We’ve seen two rounds of Rupee depreciation already, and the national currency will further devalue from its present level of Rs 115 against the US Dollar. This is already being witnessed as we speak as the Rupee has started to fluctuate and the Dollar now continues to hover around Rs 118.Any economist worth the title will tell you this exchange rate will hit Rs 125 in the near future. The rupee devaluation not only directly impacts inflation, but also each time the rupee devaluates, an additional Rs. 97 Billion is added to the debt.

This means that the current account deficit will further increase, putting more pressure on the rupee. We will be forced into the IMF program, for the umpteenth time, to meet the import bill (Balance of Payment crisis) and the ballooning Fiscal Deficit. We will be forced to change our stance on certain national security issues, as it is no secret that the US has immense leverage on the IMF and more often than not it is used as the stick in US foreign policy against developing and less developed countries.

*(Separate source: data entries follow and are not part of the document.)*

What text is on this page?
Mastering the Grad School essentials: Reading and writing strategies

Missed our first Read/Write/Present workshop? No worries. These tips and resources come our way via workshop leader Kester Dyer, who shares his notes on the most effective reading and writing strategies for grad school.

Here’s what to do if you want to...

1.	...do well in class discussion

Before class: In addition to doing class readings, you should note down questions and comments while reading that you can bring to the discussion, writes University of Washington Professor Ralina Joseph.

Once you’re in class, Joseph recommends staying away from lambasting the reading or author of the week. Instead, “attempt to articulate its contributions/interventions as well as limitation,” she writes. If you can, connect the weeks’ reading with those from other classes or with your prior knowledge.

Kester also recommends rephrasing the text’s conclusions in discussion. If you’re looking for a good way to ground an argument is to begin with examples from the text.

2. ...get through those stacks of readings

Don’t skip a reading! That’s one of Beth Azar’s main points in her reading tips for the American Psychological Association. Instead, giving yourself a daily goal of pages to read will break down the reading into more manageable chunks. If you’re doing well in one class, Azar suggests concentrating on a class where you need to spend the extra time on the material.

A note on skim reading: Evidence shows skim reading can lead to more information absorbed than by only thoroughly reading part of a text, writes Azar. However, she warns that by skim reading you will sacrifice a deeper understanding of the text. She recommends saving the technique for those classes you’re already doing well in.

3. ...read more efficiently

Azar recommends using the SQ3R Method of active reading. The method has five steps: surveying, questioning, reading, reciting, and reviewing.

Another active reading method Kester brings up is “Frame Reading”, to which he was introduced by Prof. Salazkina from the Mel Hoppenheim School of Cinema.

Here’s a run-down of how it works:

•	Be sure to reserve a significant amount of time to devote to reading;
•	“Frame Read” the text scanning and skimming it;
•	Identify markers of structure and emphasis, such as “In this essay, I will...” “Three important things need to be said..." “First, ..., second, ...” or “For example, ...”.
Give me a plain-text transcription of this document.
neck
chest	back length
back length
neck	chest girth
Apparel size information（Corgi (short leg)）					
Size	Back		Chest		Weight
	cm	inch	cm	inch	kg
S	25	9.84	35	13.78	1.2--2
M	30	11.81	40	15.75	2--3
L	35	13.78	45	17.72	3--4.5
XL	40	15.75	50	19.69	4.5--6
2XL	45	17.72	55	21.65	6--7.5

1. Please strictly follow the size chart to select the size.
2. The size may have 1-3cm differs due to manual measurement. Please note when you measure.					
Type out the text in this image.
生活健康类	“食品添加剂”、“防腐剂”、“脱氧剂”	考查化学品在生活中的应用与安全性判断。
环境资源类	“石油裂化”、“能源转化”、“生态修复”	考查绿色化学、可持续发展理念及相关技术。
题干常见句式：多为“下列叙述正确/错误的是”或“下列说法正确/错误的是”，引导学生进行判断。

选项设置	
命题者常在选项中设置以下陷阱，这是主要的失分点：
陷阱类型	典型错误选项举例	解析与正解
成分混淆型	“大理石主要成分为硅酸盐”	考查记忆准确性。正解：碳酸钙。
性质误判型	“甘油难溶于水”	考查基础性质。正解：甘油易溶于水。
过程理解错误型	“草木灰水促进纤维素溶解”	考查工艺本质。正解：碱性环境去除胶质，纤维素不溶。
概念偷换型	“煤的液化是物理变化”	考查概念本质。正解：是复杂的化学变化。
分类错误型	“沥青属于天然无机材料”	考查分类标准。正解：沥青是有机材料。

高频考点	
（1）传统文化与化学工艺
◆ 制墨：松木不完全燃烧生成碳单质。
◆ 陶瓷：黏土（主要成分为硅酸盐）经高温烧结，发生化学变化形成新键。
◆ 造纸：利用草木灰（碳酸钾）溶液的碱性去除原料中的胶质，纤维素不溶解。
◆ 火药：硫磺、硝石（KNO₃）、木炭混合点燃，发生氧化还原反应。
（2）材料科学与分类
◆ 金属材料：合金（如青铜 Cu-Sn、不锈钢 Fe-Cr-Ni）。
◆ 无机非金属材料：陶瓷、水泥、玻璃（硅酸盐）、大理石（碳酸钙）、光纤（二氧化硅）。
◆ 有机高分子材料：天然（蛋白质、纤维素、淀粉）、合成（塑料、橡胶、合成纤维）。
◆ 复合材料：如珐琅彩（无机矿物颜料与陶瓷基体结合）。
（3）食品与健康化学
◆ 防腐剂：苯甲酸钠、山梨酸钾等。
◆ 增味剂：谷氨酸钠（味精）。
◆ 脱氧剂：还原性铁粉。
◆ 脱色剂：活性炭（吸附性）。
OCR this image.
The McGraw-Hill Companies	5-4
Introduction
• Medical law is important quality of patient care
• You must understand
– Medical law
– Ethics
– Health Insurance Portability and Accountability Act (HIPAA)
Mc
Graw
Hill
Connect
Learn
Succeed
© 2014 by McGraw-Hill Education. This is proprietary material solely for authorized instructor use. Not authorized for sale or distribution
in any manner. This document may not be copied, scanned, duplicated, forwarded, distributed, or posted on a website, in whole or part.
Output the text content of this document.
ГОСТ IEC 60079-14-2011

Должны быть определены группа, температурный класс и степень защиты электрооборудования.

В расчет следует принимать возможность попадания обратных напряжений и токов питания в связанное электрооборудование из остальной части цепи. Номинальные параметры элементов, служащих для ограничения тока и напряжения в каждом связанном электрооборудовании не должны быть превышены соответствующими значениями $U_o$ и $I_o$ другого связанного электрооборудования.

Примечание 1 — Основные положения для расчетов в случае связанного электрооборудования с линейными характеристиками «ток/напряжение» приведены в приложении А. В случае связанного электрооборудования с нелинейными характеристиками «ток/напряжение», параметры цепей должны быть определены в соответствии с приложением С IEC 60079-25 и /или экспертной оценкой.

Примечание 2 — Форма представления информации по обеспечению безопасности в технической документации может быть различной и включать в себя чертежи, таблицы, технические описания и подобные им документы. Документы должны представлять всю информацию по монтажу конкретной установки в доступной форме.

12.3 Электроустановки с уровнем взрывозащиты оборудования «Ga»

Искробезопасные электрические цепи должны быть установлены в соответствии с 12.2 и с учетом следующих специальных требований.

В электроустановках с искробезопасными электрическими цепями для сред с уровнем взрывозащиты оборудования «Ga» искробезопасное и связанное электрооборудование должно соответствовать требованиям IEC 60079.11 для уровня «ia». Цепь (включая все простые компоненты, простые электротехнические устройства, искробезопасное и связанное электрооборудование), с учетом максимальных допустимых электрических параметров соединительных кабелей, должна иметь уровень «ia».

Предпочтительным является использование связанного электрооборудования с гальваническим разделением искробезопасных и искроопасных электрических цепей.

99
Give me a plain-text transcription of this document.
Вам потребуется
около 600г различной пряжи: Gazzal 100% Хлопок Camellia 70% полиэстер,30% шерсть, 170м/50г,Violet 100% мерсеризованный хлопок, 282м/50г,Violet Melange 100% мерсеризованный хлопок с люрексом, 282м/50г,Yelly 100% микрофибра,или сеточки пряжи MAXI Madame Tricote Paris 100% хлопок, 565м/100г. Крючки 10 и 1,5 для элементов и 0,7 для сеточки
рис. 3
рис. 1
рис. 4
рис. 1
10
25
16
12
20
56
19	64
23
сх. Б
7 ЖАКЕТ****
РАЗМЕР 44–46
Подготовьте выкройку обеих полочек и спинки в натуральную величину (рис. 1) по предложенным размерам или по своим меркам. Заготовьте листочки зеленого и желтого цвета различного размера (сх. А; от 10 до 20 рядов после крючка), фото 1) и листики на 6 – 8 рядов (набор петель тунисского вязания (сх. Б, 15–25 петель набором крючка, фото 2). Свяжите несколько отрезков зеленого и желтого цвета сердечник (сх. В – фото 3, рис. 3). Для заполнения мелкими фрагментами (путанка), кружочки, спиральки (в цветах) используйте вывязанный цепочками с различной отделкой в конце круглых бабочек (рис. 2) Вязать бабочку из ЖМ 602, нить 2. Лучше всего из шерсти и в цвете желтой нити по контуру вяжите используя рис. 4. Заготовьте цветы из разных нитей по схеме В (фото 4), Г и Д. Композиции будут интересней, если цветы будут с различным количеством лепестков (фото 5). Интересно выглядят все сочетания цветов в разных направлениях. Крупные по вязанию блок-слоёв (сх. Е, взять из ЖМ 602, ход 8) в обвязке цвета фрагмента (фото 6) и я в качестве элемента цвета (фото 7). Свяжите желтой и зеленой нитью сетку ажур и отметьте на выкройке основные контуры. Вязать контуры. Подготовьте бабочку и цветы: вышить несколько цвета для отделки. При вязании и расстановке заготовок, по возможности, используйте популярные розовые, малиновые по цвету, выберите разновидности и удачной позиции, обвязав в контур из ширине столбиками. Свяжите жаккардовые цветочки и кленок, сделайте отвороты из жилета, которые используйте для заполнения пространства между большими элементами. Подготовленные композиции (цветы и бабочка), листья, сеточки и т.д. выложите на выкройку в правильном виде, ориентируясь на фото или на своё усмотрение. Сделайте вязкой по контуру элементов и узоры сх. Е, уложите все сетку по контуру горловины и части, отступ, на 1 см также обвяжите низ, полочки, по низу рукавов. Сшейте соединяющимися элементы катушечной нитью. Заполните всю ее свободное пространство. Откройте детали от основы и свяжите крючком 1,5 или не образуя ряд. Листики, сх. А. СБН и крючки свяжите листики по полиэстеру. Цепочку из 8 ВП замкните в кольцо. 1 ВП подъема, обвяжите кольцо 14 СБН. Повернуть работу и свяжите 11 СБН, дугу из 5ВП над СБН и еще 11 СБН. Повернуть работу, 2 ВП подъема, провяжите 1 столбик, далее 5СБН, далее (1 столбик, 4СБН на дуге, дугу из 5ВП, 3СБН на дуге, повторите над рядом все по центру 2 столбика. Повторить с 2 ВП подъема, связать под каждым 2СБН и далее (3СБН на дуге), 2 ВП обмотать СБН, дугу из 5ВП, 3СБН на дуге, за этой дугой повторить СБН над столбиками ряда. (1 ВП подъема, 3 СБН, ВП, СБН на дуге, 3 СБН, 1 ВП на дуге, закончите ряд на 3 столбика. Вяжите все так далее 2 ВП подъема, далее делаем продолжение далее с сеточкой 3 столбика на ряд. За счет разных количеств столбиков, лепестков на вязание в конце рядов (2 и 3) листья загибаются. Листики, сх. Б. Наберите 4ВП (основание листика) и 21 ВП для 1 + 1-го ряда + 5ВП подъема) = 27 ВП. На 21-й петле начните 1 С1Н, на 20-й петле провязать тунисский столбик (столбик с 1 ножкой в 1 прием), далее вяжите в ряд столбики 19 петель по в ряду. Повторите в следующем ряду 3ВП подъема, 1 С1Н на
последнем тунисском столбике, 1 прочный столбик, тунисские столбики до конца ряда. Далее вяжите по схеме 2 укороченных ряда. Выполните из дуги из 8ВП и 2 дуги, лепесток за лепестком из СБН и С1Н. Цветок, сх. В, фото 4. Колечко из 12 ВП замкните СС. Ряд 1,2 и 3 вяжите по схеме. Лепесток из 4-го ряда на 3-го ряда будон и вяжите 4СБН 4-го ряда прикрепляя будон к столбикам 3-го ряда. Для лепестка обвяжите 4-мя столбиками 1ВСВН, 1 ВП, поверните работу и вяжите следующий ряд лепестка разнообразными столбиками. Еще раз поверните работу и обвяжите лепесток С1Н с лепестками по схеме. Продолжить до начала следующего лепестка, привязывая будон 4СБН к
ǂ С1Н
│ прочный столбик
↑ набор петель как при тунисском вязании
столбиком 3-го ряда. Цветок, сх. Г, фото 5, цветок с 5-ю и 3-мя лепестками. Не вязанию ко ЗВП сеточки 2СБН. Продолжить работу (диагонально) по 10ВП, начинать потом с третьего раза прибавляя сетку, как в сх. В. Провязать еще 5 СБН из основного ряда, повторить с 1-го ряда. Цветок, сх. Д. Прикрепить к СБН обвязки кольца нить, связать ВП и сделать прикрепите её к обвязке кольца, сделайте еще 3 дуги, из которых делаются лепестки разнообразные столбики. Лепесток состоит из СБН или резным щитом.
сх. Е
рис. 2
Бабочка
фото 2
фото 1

Higher resources will be required to meet the higher debt repayments, giving rise to a circular vortex effect. Higher debt repayments will continue to squeeze the already diminished development budget, and on and on this vicious cycle will continue showing no signs of abating.

Those already struggling to make it in this country will have the odds stacked against them even more and will have to be content with a lower standard of living due to the absence of basic facilities.

Money for health, education, clean drinking water, irrigation water, all sectors that are already suffering, will be further slashed. Our ever-crippling energy crisis will further worsen, paving the way for a nightmarish return of load shedding, which will not be going away anytime soon owing to the sky rocketing circular debt figure. Small as well as established businesses will be severely affected since load shedding will either cut down their operations, depriving them of economies of scale, or will force them to turn towards more expensive means of energy generation such as diesel gensets.

All this, all of this because the government refuses to acknowledge its own incompetence and continues to stay in denial about the reality that we, all of us, are facing. It seems the more, nay, the most pertinent question for them, the one question that they think takes precedence over all of us, is mujhay kyun nikala.